The key to understanding the MaxLossExceededError
error is to look at the error description. In the above example it was
Dropped 100.0% entries from factor data: 0.0% in forward returns computation and 100.0% in binning phase
There are two distinct issues that cause this error. First, not enough forward returns to analyze the factor over the entire time period. And second, not being able to place the factor results into the desired bins. The error indicates that 100% were dropped in the binning phase. There's our culprit.
What does this mean? The get_clean_factor_and_forward_returns
method tries to assign a 'quantile' or 'bin' to each factor value. The default is to place values into 5 quantiles so there are an equal number of values in each quantile. The method will try to select bins (and associated bin edges) so the quantity in each bin is the same. It does this each day so the bins one day may be different then the bins on the next. So, if the factor is a boolean (ie 0 or 1) then this method will try to place the 0 and 1 values into 5 bins each having an equal number entries. Clearly this won't work. One can't place two discrete values into five discrete bins. One solution could be to set the quantiles
parameter to 2. Try to place the values into two discrete bins.
merged_data = get_clean_factor_and_forward_returns(factor, pricing, quantiles=2)
This may work (but typically not). The issue is the get_clean_factor_and_forward_returns
method tries to put an equal number of values into each quantile. Unless, there just happens to be a 50-50 split in the factor data, this will also cause an error.
So, what to do? Instead of creating quantiles with an equal number of values (and varying the bin sizes), one can create quantiles with equal bin sizes (and varying the number in each bin). This is done by setting the bins
parameter. One requirement is to also set the quantiles
parameter to 'None'
merged_data = get_clean_factor_and_forward_returns(factor, pricing, quantiles=None, bins=2)
This will try to make two equal size bins by taking the min and max value each day. Unfortunately, for technical reasons, this doesn't work well with two discrete boolean values. So, the third approach is to explicitly define the bins. One needs three 'edges' to describe two bins. So, something like this would work.
merged_data = get_clean_factor_and_forward_returns(factor, pricing, quantiles=None, bins=[-1,.5,2])
That will instruct the get_clean_factor_and_forward_returns
method to put all the False values (ie 0) into bin 1 and all the True values (ie 1) into bin 2. One can choose different edges. Just make sure that the 0s are in one while the 1s are in the other.

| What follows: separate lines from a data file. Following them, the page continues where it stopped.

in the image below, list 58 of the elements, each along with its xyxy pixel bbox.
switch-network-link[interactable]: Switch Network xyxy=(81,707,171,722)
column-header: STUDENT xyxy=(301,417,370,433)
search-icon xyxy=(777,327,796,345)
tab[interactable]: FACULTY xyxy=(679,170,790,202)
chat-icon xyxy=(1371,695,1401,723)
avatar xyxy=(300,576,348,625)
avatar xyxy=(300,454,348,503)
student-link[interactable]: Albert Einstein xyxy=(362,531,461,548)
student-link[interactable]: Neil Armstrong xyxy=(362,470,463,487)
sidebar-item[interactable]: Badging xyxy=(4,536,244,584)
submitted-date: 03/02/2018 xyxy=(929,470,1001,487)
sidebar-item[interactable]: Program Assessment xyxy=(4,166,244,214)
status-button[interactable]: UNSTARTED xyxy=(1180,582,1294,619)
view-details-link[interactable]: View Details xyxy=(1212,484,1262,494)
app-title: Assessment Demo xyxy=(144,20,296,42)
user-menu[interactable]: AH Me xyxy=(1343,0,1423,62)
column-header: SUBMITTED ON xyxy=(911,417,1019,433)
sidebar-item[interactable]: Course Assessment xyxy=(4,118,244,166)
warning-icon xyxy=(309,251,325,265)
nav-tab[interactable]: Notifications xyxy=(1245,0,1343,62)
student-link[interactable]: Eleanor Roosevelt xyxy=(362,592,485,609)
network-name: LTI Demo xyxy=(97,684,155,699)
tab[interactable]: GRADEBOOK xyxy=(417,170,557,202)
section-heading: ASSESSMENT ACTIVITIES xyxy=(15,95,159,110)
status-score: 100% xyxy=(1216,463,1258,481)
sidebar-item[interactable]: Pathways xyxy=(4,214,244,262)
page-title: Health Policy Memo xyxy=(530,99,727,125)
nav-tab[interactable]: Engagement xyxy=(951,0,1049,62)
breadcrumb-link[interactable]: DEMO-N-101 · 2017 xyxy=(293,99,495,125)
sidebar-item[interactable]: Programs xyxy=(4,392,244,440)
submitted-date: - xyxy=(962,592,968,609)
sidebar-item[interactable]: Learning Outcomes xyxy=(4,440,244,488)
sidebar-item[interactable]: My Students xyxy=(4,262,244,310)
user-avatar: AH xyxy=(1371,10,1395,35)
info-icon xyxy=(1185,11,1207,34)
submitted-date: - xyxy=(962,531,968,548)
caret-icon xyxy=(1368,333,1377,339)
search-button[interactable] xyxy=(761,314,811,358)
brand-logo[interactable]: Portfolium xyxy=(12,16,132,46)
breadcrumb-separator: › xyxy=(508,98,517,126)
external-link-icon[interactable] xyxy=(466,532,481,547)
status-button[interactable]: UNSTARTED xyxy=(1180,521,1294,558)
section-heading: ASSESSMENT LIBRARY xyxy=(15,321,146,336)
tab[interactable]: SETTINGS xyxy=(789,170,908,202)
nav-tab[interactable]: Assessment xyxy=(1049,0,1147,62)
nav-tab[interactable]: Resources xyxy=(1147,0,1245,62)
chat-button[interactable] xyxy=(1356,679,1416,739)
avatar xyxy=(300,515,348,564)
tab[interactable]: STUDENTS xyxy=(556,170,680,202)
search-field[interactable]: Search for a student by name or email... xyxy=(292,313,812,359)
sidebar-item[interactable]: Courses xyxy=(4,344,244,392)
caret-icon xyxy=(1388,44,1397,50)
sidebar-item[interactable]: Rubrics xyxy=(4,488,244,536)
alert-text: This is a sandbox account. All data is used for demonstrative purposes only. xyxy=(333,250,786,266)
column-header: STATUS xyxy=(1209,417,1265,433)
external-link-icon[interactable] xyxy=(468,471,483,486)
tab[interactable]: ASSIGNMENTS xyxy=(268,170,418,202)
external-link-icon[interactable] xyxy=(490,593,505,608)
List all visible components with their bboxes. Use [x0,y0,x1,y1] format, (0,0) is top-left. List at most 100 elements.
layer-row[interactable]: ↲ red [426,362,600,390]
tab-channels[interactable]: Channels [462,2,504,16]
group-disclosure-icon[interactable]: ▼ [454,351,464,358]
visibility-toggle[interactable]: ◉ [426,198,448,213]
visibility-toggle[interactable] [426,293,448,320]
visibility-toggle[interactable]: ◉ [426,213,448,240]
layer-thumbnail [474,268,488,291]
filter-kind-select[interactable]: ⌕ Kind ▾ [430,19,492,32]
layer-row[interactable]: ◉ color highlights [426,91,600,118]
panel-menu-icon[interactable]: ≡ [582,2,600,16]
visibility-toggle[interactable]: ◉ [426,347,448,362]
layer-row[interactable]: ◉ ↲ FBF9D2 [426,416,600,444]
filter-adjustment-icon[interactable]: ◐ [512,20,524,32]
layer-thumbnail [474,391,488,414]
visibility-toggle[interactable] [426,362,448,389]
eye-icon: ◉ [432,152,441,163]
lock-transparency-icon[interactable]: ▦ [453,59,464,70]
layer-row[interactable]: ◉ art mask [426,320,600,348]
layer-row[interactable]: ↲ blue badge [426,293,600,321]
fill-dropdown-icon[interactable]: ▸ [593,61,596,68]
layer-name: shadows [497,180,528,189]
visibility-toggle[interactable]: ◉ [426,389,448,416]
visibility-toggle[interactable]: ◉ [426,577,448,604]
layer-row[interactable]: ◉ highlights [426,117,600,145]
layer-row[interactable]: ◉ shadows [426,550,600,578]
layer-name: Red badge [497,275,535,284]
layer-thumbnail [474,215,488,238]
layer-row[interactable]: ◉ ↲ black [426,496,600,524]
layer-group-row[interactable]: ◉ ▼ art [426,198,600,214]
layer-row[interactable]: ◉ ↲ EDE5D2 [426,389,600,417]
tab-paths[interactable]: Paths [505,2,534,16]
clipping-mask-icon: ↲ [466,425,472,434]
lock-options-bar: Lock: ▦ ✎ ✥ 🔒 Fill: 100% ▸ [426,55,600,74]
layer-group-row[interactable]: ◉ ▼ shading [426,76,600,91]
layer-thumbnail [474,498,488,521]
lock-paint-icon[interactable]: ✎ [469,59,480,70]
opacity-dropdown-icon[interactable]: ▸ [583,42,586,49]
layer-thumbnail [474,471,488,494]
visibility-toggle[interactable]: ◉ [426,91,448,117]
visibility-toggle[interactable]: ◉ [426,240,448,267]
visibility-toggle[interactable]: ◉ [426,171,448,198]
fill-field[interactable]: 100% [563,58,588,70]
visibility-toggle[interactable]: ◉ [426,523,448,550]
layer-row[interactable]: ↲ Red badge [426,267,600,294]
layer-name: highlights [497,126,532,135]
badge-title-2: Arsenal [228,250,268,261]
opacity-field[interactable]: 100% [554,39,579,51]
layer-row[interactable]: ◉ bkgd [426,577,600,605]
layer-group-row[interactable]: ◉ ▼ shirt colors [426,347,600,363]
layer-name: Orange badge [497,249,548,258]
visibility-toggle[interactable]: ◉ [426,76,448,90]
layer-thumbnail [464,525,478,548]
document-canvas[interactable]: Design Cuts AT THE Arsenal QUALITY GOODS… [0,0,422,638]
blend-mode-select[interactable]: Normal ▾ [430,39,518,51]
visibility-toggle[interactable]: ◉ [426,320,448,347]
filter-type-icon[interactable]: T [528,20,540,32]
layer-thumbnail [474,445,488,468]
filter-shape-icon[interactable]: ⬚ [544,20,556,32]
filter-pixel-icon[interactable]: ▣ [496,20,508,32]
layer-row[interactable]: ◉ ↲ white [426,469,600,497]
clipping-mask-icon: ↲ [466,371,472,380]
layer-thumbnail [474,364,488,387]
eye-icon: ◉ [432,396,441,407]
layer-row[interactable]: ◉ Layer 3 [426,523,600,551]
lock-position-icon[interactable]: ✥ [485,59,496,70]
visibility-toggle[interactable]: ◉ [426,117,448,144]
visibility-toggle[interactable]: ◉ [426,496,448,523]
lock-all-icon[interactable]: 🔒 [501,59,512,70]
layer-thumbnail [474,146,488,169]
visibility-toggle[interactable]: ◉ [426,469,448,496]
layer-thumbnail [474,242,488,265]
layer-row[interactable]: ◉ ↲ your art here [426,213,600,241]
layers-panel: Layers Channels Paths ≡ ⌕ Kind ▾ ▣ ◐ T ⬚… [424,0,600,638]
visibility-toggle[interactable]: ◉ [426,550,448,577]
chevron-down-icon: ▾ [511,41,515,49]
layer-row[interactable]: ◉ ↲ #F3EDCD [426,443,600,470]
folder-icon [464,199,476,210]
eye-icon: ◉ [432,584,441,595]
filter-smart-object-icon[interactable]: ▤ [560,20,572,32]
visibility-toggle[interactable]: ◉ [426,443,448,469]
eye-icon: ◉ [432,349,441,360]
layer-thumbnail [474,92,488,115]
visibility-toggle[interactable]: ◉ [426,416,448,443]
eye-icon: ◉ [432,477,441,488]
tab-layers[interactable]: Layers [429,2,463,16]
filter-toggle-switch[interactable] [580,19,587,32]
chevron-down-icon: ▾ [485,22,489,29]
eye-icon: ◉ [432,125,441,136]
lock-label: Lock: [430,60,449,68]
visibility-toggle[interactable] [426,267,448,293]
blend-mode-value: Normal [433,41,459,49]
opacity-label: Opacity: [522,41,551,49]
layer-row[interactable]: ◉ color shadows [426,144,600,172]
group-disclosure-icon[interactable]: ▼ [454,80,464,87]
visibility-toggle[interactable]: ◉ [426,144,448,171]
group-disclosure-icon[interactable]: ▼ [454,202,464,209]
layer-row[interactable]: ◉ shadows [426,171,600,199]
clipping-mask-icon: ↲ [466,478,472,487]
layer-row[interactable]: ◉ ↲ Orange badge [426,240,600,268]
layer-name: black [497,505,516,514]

One can now use the results as an input to Alphalens. The factor values will be placed into two bins (or quantiles) for analysis. One word of caution. The default 'quantiles=5' will produce roughly an equal number of values in each quantile. This will not be the case when setting 'bins'. Why is this a concern? One may see a large alpha associated with a particular bin and feel they found a great alpha signal. However, take note of the number, and percent, of values in each bin. This can be found in the first few tables produced by Aphalens. Often a high alpha is associated with a small number of values. If only a small number of values are generating alpha, this may not be a robust factor in real life.
Hope that helps. Attached is a notebook.